私、ヴァンパイアの玩具になりました
「いってぇ……。おい、廊下は走ん、……………」

「す、すいません……」

私が顔を上げると、私の視線の先には、目を見開いている藍さん。

藍さんは、Yシャツをズボンから出して、ボタンを第三まで開けていた。

緑色のネクタイは、ズボンのベルトの所に、チョコンとリボン結びをしていた。

「「…………………」」

藍さん、制服、凄い似合ってます…。やっぱり、王子様みたいです…!

「藍さん、制服、とても似合ってますね」

「……………………」

私が話しかけても、藍さんは反応を返してくれなくて。

「…………………?」

…あ、あれ?……私の制服、どこか変なんでしょうか?

藍さんが、ボーッとしています……。

「………あ、あの?」

「……………あ、あぁ?!な、なんだよ!」

私がボーッとしている藍さんに声をかけると、藍さんは顔を赤くしてそっぽを向いた。

「あ、いえ…、なんかボーッとしていたので…。どうしたのかな、と思いまして」

私は話しながら立ち上がり、スカートをパンパンッと叩く。

「べ…、別に……」

藍さんは、私と視線を合わせずに、髪の毛をグシャグシャにしながら答える。

「……そうですか…?……あ、藍さんもリビングに行かれるんですか?」

「……あぁ、そうだよ」

「…あの、私も一緒に行ってもいいですか?」

「勝手にしろ」

ニコッと微笑みながら、私は藍さんに聞いた。藍さんは、口元を少し緩めながら歩き出す。

「はい…!」

私は、歩き出した藍さんの隣を歩いて、一緒にリビングへ向かった。


「あ、……優さん、藍、おはよう」

「おはようございます!」

「………はよ」

リビングに到着すると、おじさんが優しく笑って挨拶をしてくれた。

リビングには、おじさんと翔君しかいなくて。二人は自分の席に座っていた。

「優さん、制服似合ってるよ」

私が自分の席に座ろうとしたら、おじさんが優しい声で褒めてくれた。

「…ほ、本当ですか?!」

嬉しくて思わず、聞き返してしまう。

「あぁ、優さんにとても似合ってる」

「ありがとうございます…!」

私は、ニコッと笑うと自分の席に座った。

「優、おはよー!」

「おはようございます、翔君」

席につくと、翔君が笑顔で挨拶をしてくれて。私もつられて、笑顔で挨拶を返す。


翔君は、Yシャツを第2ボタンまで開けていた。白いネクタイを、ブレザーのボタンにリボン結び。

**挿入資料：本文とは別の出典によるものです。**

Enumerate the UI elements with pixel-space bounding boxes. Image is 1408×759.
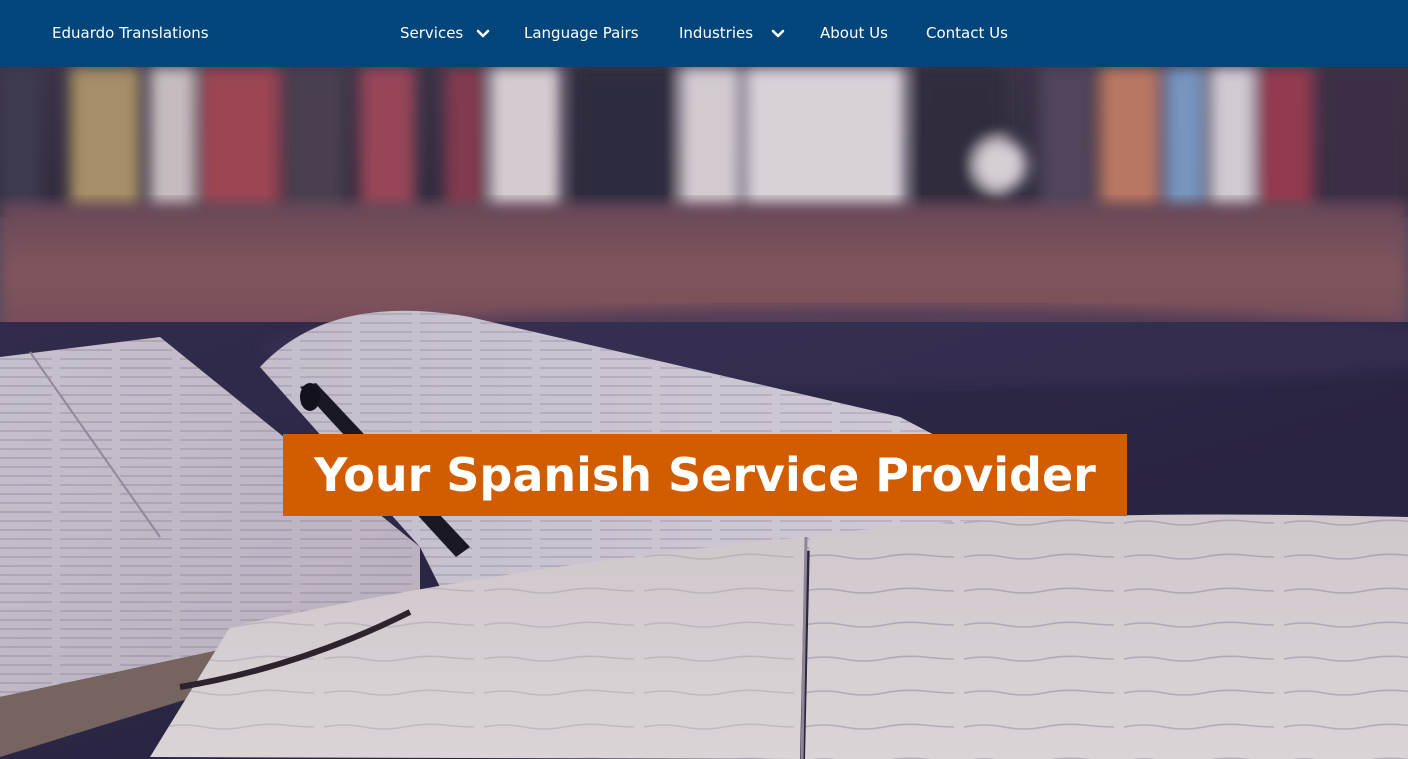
chevron-down-icon [476,29,490,38]
hero-section: Your Spanish Service Provider [0,67,1408,759]
nav-item-about-us[interactable]: About Us [820,23,888,43]
site-brand-link[interactable]: Eduardo Translations [52,23,209,43]
nav-item-label: Industries [679,24,754,42]
nav-item-language-pairs[interactable]: Language Pairs [524,23,639,43]
hero-headline-banner: Your Spanish Service Provider [283,434,1127,516]
nav-item-services[interactable]: Services [400,23,490,43]
nav-item-label: Services [400,24,464,42]
chevron-down-icon [771,29,785,38]
nav-item-label: Language Pairs [524,24,639,42]
nav-item-label: Contact Us [926,24,1008,42]
nav-item-industries[interactable]: Industries [679,23,785,43]
hero-headline: Your Spanish Service Provider [314,448,1096,502]
hero-background-image [0,67,1408,759]
top-navbar: Eduardo Translations Services Language P… [0,0,1408,67]
nav-item-label: About Us [820,24,888,42]
nav-item-contact-us[interactable]: Contact Us [926,23,1008,43]
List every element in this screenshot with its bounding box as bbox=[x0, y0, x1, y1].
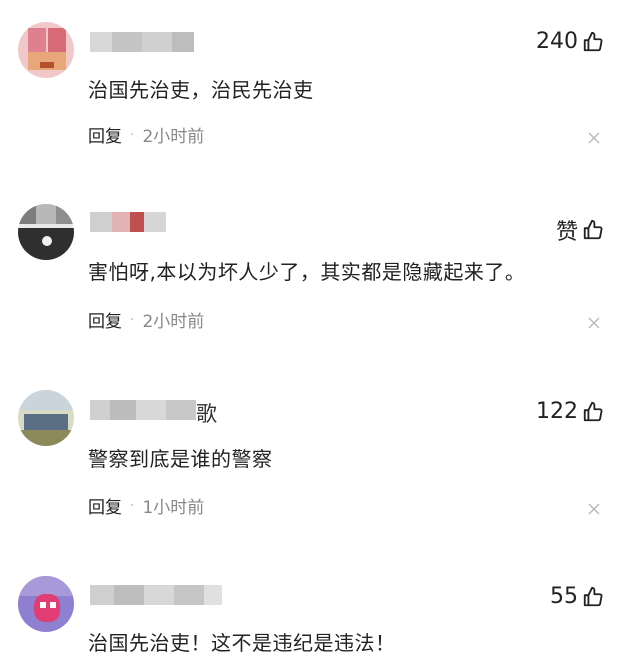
like-button[interactable]: 55 bbox=[550, 584, 604, 609]
like-button[interactable]: 赞 bbox=[556, 214, 604, 246]
comment-time: 1小时前 bbox=[142, 498, 205, 518]
thumbs-up-icon bbox=[583, 586, 603, 606]
avatar[interactable] bbox=[18, 390, 74, 446]
reply-button[interactable]: 回复 bbox=[88, 493, 122, 518]
like-count: 122 bbox=[536, 399, 578, 424]
comment-text: 治国先治吏，治民先治吏 bbox=[88, 78, 314, 102]
close-icon bbox=[588, 317, 600, 329]
thumbs-up-icon bbox=[583, 401, 603, 421]
thumbs-up-icon bbox=[583, 219, 603, 240]
avatar[interactable] bbox=[18, 22, 74, 78]
thumbs-up-icon bbox=[583, 31, 603, 51]
close-icon bbox=[588, 503, 600, 515]
comment-text: 警察到底是谁的警察 bbox=[88, 447, 273, 471]
username-blurred[interactable] bbox=[90, 212, 166, 232]
avatar[interactable] bbox=[18, 204, 74, 260]
reply-button[interactable]: 回复 bbox=[88, 122, 122, 147]
username-blurred[interactable] bbox=[90, 32, 194, 52]
username-blurred[interactable] bbox=[90, 400, 196, 420]
username-suffix: 歌 bbox=[196, 402, 217, 426]
comment-meta: 回复 · 2小时前 bbox=[88, 307, 205, 333]
like-count: 240 bbox=[536, 29, 578, 54]
close-button[interactable] bbox=[588, 129, 600, 144]
like-count: 55 bbox=[550, 584, 578, 609]
username-blurred[interactable] bbox=[90, 585, 222, 605]
avatar[interactable] bbox=[18, 576, 74, 632]
comment-meta: 回复 · 2小时前 bbox=[88, 122, 205, 148]
like-button[interactable]: 122 bbox=[536, 399, 604, 424]
comment-time: 2小时前 bbox=[142, 127, 205, 147]
comment-text: 害怕呀,本以为坏人少了，其实都是隐藏起来了。 bbox=[88, 260, 526, 284]
close-icon bbox=[588, 132, 600, 144]
separator-dot: · bbox=[130, 497, 135, 514]
comment-meta: 回复 · 1小时前 bbox=[88, 493, 205, 519]
reply-button[interactable]: 回复 bbox=[88, 307, 122, 332]
separator-dot: · bbox=[130, 311, 135, 328]
comment-text: 治国先治吏！这不是违纪是违法！ bbox=[88, 631, 396, 655]
like-count: 赞 bbox=[555, 220, 578, 245]
separator-dot: · bbox=[130, 126, 135, 143]
like-button[interactable]: 240 bbox=[536, 29, 604, 54]
comment-time: 2小时前 bbox=[142, 312, 205, 332]
close-button[interactable] bbox=[588, 500, 600, 515]
close-button[interactable] bbox=[588, 314, 600, 329]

急に、翔君が黙ったかと思ったら、翔君はニコニコ笑う。

「…優、制服凄い似合ってるね!可愛いよ!」

「へ?…あ、ありがとうございます……?」

「ううん!だって、本当の事だもん!」

翔君は、屈託のない笑顔で笑った。

おじさん以外には、言われないと思っていたのでビックリしちゃいました。

あ、でも、翔君だったら優しい嘘なのかもしれません……。

「翔、騙されてはダメですよ?…BC優さんが着ている制服が可愛いってだけで、BC優さん本体は可愛くないんですから」

「あ、日向兄ちゃん!」

リビングの扉に背を預け、日向さんが完璧に制服を着こなし、私をチラッと見て微笑んだ。

日向さんは、Yシャツの第三ボタンまで外して肌を露出していた。

チラリと見える色っぽい肌からは、大人の色気、というものが溢れ出ていた。

制服の赤いネクタイは、細い紐じょうで。

日向さんは、赤いネクタイを髪の毛を纏める紐に使っていた。

「翔は、優しいだけですからね。アナタの事なんか、可愛いとか思っていませんからね。安心して下さい」

またまたホワァと、華のオーラを出しながら日向さんは微笑む。

「……で、ですよね………」

そ、そんな事言われなくても、分かってますもん……。私本体が可愛い訳ないですよね……。